In April 1991 -- with Mr. Lessard leaving rehearsals early to sleep before returning to high school in the morning -- the newly minted Dave Matthews Band began performing at local restaurants, then pubs, then larger halls. Mr. Capshaw, a longtime devotee of the Grateful Dead, sent the band out on the road, urging its members to focus on playing, not recording. The recording was left up to the audience.

IN 1993, Peter Robinson, then a talent scout for RCA, recalled hearing the band during a series of visits to Wetlands. He was struck by the appeal of this unconventional ensemble. At its core, Mr. Matthews resembled a charismatic dervish who charmed listeners not only with his songs but also with rapid-fire banter not unlike a Robin Williams quip that fans have taken to calling Davespeak. ''Did you know that Preparation H is the No. 1 shoplifted item in the U.S.?'' he asked an audience several years ago. (On Web sites devoted to the band, samples of Davespeak are traded along with tapes of the music.)

''The first time I saw them, there were maybe 30 or 40 people in the audience,'' Mr. Robinson said. ''Two weeks later there were 150.'' On the next swing through Manhattan, 500 people turned up to see Mr. Matthews sing. ''It was amazing to see this audience grow so fast and these kids so into it,'' Mr. Robinson. ''It gave you goose bumps.''

He began taking higher-echelon executives to shows and flying to Virginia to see the band at the Flood Zone and Trax, its two main haunts. After an eight-month courtship -- ''They filled our stomachs with great frequency,'' Mr. Matthews said -- RCA signed the band. A few other labels had approached them, Mr. Matthews said, but most of the executives wore sunglasses even on cloudy days. ''I could never see their eyes,'' he said.

The RCA deal gave the band complete control over the music and allowed it to release its first CD, ''Remember Two Things,'' on its own label. The group also retained the right to release a series of live recordings on Bama Rags, distributed by RCA, a more profitable arrangement for the group than if RCA produced the records.

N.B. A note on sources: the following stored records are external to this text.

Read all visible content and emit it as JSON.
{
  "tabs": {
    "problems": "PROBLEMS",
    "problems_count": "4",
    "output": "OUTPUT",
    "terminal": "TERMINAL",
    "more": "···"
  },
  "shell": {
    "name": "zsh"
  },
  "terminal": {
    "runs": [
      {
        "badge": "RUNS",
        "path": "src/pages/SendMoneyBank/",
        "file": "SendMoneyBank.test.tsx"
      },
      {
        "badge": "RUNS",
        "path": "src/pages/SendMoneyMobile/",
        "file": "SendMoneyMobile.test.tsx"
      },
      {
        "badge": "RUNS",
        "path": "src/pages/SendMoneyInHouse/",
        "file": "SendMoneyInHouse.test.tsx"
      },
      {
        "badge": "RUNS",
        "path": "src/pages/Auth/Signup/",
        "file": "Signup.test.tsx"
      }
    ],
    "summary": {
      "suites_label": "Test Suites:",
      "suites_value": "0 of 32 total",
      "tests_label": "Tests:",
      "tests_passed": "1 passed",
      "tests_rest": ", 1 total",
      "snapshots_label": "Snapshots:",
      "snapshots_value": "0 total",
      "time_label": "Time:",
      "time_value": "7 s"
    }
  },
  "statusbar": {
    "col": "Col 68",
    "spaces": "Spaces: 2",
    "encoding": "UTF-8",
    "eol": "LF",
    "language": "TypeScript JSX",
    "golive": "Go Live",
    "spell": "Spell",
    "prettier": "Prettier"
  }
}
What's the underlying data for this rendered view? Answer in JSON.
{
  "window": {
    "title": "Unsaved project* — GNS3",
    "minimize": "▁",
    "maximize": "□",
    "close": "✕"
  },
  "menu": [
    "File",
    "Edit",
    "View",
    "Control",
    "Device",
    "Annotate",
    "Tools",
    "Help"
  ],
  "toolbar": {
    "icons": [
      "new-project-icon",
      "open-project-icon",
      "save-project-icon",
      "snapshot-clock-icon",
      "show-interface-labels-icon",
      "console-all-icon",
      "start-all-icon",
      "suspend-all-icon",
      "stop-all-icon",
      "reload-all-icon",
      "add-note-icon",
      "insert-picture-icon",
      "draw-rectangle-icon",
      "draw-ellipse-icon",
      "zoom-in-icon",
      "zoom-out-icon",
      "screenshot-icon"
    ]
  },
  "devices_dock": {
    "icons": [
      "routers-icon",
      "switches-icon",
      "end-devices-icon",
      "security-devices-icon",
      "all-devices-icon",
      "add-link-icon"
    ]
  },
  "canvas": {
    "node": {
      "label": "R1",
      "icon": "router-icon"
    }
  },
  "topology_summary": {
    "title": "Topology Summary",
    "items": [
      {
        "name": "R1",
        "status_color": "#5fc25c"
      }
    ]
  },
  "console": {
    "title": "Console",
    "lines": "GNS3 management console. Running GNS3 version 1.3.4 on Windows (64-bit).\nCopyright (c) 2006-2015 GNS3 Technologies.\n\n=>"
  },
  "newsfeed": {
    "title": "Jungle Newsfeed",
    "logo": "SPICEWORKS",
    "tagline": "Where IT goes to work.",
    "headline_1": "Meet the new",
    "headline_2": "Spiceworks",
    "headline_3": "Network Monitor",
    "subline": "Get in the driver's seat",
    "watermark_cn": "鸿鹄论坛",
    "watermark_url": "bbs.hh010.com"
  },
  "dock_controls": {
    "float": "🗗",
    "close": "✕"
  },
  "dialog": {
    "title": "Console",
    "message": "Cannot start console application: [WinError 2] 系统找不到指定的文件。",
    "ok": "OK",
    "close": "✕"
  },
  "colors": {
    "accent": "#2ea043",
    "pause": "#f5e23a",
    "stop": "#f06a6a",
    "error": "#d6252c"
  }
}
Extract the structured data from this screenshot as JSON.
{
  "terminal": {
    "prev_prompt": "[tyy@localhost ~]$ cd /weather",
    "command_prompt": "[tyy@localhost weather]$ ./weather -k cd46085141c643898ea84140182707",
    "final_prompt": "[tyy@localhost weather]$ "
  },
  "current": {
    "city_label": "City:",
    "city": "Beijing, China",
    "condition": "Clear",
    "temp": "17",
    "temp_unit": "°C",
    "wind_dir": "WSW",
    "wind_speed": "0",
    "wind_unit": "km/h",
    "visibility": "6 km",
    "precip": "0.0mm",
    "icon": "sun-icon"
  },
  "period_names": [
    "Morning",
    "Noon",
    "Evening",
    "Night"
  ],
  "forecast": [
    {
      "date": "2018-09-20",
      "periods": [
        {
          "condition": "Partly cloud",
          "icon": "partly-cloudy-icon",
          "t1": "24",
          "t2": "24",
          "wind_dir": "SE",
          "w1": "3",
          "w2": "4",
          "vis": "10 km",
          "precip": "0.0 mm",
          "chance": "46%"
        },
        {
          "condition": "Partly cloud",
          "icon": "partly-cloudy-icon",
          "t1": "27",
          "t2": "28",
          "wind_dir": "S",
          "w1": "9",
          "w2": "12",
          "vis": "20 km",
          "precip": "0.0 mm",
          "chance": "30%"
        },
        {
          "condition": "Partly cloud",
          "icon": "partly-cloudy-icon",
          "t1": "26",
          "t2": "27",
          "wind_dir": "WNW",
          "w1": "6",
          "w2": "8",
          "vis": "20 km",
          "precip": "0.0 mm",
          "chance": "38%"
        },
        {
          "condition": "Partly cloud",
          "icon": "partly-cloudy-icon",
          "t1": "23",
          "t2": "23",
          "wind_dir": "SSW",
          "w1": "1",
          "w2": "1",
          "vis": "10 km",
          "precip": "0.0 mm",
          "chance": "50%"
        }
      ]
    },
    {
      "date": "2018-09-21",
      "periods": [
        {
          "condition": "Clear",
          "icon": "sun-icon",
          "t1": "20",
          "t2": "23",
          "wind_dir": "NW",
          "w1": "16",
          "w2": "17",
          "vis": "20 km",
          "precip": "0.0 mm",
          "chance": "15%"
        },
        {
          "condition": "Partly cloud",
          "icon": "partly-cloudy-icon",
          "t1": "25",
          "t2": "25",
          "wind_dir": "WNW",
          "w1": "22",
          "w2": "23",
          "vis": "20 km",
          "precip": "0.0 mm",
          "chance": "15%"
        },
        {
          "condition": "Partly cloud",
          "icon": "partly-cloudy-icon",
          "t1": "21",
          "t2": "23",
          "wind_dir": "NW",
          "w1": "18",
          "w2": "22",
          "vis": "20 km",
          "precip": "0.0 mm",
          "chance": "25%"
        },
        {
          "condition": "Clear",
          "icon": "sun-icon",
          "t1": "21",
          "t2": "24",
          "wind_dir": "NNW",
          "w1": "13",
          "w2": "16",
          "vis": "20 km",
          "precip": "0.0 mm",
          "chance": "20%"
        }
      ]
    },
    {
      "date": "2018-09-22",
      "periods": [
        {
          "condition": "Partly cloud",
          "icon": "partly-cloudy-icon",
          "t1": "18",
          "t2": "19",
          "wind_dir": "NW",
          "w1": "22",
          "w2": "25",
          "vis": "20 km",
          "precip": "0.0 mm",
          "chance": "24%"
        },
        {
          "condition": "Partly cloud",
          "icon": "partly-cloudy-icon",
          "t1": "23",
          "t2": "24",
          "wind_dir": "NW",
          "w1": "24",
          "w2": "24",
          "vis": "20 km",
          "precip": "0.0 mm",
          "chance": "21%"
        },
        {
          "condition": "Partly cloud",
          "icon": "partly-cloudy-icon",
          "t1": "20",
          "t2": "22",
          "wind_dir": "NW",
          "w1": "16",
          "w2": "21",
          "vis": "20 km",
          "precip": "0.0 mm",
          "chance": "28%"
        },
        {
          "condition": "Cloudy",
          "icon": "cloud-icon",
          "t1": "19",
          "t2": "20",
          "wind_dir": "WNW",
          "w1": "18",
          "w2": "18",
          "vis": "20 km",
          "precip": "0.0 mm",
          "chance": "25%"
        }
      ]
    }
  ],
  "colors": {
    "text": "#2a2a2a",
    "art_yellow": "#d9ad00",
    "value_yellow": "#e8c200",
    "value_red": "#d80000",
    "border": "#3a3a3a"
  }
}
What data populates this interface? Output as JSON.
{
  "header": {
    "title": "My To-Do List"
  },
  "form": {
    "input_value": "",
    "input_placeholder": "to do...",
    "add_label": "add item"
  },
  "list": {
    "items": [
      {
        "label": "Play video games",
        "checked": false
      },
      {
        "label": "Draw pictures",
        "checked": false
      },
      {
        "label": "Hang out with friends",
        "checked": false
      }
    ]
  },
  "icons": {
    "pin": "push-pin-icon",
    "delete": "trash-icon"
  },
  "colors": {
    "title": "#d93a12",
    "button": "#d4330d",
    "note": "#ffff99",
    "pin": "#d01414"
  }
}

Now, things have come full circle for the band. It hopes to find bootleg tapes of shows that have achieved legendary status among fans so that those performances can be included on future concert CD's.

''There's a night I'm sort of after,'' Mr. Capshaw said. ''It was at the Great American Music Hall in San Francisco in 1995. It all clicked that night. When they are on, powerful things happen.''

Correction: May 31, 1998

A quotation on page 37 of the Arts and Leisure section today, in an article about the Dave Matthews Band, misstates the date of a concert at the Great American Music Hall in San Francisco. It was in 1994, not 1995.